Well, No. I found that I had to deal with the new* (to me) way JS does asynchronous execution because PixiJS uses it. So I read on MDN about async, await, thenable objects, Promises(), and the event queue. It wasn't hard to understand the concepts, the problem was that initially I was doing everything in an imperative programming mindset (you know, like C, C++, etc), so I had to redo some parts of the code and implement them with an async mindset.
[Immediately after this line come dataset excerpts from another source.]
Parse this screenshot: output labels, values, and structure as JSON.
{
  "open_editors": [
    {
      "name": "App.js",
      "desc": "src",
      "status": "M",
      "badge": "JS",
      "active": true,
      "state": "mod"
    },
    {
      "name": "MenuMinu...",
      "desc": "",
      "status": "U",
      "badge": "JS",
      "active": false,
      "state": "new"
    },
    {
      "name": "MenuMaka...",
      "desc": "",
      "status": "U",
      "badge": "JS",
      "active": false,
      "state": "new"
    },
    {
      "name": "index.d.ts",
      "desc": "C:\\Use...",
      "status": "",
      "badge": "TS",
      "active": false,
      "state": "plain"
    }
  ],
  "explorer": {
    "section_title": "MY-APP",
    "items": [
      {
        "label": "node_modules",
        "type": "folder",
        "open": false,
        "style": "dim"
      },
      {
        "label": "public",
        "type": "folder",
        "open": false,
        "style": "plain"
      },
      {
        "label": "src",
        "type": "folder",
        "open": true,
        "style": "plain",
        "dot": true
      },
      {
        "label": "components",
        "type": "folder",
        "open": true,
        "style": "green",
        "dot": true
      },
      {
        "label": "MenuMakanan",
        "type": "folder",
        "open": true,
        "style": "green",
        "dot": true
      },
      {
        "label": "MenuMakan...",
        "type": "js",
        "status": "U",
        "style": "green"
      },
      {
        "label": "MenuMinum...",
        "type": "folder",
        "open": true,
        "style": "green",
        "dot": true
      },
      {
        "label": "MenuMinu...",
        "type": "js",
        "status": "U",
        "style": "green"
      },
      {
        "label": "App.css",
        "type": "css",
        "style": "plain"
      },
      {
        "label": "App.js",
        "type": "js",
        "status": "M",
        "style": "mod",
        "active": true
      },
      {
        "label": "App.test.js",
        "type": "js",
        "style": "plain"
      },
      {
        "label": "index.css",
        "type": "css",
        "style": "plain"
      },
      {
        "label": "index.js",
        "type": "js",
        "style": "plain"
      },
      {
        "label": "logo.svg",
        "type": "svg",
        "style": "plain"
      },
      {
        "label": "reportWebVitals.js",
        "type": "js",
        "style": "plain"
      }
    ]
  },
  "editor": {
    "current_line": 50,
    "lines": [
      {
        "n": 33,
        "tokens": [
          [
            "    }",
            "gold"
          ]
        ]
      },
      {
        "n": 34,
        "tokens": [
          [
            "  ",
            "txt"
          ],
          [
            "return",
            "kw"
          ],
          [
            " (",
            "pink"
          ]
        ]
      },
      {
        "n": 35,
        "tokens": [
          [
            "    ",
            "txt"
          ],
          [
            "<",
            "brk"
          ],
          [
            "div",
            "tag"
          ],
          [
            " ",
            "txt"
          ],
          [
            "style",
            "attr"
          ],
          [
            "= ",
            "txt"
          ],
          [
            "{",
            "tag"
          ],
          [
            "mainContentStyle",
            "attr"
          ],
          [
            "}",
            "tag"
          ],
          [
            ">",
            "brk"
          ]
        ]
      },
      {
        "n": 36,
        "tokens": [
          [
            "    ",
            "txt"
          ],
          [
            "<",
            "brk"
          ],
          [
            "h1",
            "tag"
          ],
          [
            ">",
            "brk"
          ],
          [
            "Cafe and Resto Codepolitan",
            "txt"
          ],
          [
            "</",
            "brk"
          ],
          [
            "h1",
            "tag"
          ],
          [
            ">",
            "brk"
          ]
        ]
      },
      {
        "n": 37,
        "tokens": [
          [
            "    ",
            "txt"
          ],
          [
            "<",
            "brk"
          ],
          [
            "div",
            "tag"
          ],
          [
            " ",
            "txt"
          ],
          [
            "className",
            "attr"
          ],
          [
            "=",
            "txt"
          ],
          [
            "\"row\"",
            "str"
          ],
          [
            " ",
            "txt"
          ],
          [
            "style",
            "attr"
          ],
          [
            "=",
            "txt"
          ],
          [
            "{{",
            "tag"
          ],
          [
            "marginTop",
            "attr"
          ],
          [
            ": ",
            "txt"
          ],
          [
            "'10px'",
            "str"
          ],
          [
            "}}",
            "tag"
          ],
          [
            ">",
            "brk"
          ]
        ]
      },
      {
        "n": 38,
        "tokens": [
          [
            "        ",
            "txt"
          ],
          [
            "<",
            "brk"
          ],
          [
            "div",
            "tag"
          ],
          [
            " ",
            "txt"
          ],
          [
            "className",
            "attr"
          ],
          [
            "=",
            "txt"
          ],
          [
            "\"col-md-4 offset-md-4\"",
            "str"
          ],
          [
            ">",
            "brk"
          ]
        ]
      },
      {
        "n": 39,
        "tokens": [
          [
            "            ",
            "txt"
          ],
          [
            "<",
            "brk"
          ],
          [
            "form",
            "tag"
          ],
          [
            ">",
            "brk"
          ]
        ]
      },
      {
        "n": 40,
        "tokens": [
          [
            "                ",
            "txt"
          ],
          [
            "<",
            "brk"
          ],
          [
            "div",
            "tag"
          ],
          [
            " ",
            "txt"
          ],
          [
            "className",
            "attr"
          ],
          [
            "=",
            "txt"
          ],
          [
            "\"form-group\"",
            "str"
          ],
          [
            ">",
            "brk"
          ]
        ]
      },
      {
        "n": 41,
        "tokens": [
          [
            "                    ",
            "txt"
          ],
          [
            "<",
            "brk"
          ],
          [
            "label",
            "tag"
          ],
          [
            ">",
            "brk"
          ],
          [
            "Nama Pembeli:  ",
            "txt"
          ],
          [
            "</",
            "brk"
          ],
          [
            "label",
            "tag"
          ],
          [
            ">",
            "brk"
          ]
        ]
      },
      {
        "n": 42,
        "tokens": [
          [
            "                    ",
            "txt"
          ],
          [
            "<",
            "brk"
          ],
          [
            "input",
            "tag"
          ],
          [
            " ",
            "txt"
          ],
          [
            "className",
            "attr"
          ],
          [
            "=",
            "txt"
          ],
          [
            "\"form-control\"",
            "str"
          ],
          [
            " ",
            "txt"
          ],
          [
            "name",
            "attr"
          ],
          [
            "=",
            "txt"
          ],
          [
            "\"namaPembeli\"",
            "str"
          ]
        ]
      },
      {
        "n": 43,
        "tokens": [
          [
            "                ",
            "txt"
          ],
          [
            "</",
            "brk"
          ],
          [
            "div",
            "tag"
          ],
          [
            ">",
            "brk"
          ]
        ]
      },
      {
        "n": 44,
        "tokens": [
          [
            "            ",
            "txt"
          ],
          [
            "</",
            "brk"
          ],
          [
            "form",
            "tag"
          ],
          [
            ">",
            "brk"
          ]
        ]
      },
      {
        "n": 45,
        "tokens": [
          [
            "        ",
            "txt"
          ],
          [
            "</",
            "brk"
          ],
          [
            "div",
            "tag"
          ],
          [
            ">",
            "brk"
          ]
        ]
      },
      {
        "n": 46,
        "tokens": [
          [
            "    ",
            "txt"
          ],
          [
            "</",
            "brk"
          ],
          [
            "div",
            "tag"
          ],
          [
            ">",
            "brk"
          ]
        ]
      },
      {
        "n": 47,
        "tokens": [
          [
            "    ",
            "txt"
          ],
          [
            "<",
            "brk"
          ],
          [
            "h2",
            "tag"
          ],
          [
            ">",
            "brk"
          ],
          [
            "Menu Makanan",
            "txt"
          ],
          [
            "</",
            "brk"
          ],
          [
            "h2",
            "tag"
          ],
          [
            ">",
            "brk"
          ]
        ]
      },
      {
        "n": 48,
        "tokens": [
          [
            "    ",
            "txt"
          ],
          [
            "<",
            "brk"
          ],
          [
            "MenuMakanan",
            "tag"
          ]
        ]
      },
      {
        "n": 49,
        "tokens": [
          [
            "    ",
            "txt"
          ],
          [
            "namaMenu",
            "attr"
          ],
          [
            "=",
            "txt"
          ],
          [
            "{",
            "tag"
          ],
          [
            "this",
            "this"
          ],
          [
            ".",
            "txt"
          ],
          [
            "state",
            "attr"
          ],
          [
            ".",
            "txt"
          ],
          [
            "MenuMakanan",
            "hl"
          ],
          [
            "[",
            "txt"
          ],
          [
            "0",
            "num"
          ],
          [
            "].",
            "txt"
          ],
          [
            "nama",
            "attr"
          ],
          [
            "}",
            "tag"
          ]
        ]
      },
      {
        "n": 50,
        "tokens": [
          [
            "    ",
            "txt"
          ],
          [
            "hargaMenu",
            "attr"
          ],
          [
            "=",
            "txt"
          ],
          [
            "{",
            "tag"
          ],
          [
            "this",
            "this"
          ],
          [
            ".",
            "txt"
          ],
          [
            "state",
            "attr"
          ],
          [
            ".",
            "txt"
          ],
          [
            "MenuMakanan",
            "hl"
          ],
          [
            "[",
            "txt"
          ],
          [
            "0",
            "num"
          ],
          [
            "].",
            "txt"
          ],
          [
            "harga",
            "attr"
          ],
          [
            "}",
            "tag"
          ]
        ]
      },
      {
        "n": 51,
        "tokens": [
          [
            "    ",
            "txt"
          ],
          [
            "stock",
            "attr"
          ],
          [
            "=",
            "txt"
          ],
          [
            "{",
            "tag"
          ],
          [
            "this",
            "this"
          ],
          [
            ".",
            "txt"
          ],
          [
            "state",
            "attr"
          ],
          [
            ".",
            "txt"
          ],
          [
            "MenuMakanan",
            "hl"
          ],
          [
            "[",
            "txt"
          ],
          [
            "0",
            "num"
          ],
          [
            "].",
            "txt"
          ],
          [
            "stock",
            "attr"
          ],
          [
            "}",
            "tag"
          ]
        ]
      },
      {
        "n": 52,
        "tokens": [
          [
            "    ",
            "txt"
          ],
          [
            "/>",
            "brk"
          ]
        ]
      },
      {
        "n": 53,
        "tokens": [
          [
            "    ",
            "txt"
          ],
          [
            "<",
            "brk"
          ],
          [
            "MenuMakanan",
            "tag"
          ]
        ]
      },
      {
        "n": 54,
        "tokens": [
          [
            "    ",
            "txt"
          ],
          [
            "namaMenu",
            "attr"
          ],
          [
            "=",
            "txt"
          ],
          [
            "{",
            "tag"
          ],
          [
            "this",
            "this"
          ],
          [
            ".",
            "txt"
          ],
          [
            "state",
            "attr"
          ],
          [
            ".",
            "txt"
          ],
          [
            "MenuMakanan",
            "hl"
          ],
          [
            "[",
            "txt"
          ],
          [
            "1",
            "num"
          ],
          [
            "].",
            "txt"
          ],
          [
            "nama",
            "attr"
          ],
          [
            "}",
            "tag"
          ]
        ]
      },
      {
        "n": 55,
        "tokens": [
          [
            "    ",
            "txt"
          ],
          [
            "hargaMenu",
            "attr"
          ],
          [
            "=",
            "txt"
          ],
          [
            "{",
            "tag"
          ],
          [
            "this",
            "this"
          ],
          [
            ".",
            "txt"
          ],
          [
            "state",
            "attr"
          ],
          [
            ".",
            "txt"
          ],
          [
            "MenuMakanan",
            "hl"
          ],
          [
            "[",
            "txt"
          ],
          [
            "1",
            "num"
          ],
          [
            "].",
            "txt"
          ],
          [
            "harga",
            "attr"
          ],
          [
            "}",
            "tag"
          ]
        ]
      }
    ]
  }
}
I marched forward to create something that looks usable, and I did it! Parcel provides a development server with hot swapping and continuous "compilation", which was cool, but it broke. Apparently Parcel has some bugs (properly reported on their GitHub repo), which make it really hard to debug with it (bad obfuscated code source maps -> you don't know where the error happened). So I retired Parcel, and stuck to using the python -m http.server 8888
local server Python module to debug.
Now with a Minimum Viable Product, it was time to think about how to deploy it so that other people may see this thing. I wanted it to be private (require a password), and made with C# and ASP.NET Core (which I had never touched). So I went through another learning journey. I found that I didn't want to serve the libraries my game depended on, so I trashed NPM, and went with a simple <script>
tag from some free CDN.
I now had a basic "web site" (with a small SQL database to keep track of user sessions) that serves my app. I published it to an Azure free tier server (had to learn how to use Azure; I had only ever used GCP, and AWS), and it was online.
There are other troubles that I found myself in, but I either hid them, or overcame them. If I had to publish the game, I could improve it a lot, knowing what I know now, but I think it's enough for a demo.
Eventually, I had to serve it from my GitHub Pro Pages site, because my 30 days free host from Azure expired.